REPUBLIKA.CO.ID, JAKARTA -- Pakar Hukum Tata Negara Refly Harun menyebutkan, dengan diberlakukannya ambang batas pencalonan presiden atau presidential treshold (PT) 20 persen berpotensi menghilangkan pasal mengenai pemilihan presiden dilakukan dua putaran. Ia pun berharap, Mahkamah Konstitusi (MK) membatalkan ketentuan tersebut.
"Kalau PT diterapkan, sangat mungkin hanya ada dua calon saja. Kalau kita memaksakan terus pasangan calon itu hanya dua, maka sesungguhnya kita sudah ingin membatalkan pasal mengenai pemilihan presiden dua putaran," ungkap Refly di Bangi Kopi SCBD, Jakarta Selatan, Sabtu (21/20).
Dengan begitu, lanjut dia, apa gunanya dicantumkan pasal pemilihan presiden (Pilpres) dua putaran jika memaksakan hal itu. Ia menjelaskan, dengan PT 20 persen kursi dan 25 persen suara, maksimal hanya akan ada tiga pasangan calon presiden (paslon).
"Mungkin empat tapi akan sulit, jadi maksimal tiga. Tapi, bisa jadi calon ketiga tak akan mendapatkan kereta juga karena dua paslon lainnya barangkali kuat memborong parpol," kata dia.

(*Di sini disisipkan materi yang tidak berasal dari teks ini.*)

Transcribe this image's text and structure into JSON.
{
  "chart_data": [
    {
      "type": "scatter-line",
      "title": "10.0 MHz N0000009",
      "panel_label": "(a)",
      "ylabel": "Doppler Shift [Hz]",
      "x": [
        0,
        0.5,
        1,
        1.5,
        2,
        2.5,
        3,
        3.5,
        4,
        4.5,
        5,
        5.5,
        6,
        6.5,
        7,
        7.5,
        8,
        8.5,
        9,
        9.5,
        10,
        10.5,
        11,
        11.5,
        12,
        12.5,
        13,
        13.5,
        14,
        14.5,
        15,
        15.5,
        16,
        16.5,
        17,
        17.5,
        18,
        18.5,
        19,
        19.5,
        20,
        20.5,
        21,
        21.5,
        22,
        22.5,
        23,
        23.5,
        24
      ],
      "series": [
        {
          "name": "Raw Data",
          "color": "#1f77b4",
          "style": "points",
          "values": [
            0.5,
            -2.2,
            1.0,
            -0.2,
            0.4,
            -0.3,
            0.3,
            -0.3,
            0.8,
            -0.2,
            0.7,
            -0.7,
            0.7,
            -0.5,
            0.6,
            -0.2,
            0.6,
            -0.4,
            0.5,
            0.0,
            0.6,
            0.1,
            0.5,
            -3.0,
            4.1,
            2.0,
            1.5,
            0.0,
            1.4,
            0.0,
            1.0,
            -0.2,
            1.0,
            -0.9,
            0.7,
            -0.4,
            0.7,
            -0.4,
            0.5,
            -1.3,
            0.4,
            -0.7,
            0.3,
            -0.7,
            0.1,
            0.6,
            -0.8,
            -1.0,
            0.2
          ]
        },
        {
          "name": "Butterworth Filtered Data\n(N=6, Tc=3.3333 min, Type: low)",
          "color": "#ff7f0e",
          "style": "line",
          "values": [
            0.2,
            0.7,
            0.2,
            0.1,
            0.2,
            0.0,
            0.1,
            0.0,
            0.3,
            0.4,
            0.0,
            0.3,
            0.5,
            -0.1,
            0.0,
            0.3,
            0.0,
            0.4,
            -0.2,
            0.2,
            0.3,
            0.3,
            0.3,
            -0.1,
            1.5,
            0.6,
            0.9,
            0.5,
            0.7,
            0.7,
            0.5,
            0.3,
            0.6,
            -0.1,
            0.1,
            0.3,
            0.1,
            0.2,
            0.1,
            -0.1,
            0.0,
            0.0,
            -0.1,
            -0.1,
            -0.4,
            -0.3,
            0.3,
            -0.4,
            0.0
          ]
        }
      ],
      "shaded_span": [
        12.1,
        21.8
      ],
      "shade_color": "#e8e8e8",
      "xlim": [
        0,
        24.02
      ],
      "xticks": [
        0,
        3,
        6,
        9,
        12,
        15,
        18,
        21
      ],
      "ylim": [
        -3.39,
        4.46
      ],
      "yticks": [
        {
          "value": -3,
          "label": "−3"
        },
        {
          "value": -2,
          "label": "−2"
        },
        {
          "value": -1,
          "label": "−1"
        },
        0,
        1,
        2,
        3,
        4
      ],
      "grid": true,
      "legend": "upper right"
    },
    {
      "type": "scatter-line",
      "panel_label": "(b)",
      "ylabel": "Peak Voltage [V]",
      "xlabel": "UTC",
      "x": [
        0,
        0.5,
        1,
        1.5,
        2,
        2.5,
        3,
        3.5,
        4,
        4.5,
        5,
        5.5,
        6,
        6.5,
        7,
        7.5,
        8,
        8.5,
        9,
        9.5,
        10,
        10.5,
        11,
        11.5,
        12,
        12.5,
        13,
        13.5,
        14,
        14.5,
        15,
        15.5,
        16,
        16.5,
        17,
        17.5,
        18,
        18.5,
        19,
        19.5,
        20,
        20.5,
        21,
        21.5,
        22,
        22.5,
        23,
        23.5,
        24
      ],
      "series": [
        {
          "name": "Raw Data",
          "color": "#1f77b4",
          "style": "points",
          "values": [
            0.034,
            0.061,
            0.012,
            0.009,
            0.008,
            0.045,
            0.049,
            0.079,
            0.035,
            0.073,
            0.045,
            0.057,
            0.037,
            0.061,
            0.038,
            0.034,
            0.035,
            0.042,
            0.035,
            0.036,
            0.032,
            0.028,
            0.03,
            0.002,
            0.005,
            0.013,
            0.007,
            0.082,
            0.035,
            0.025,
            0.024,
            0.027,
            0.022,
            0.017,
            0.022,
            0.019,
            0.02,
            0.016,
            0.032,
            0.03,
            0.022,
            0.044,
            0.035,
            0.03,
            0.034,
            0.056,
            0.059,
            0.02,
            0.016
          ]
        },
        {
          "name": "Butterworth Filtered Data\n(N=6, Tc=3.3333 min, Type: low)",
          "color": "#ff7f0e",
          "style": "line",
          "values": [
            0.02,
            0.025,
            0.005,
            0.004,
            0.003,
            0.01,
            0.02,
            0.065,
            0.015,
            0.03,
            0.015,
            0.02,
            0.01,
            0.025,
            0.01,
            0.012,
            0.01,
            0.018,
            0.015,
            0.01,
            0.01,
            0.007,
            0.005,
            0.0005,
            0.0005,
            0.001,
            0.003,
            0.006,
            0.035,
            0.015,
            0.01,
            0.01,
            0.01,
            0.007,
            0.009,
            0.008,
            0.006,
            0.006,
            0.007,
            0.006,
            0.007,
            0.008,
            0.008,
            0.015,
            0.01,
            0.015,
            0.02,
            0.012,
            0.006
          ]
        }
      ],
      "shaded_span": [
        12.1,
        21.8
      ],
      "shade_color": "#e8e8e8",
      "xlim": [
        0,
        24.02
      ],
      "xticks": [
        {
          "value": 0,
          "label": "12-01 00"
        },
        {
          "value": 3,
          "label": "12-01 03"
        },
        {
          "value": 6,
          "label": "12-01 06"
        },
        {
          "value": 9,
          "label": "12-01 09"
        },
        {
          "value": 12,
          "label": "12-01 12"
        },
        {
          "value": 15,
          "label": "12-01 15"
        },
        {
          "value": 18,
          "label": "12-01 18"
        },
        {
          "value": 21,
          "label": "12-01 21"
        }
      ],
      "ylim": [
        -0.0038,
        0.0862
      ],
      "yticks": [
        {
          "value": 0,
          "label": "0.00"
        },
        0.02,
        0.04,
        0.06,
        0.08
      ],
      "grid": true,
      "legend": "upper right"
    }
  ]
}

Refly mengatakan, ia termasuk orang yang mengkritik adanya ambang batas, bahkan hingga ke pemilihan kepala daerah (pilkada). Dengan adanya ambang batas itu, menurutnya, sangat berpotensi untuk terjasinya politik uang atau politik mahar.
"Itu sudah jadi rahasia umum. Untuk menarik parpol mendukung capres tertentu atau calon kepala daerah tertentu, tidak ada yang gratis," jelas dia.
Menurutnya, itu disebabkan karena kursi itu mahal, sehingga maharnya pun juga signifikan. Jika tak ada ambang batas, bila satu parpol tak bisa mengajak suatu parpol, maka ia masih bisa mencari parpol lainnya untuk mendukung.
"Tapi sengan treshold, kita harus ambil semua parpol agar mencapai 25 persen suara. Dan itu ibaratnya tidak ada free lunch, tidak ada makan siang yang gratis. Saya bukan berharap treshold p persen, tapi mengharapkan MK membatalkan ketentuan ini," terang Refly.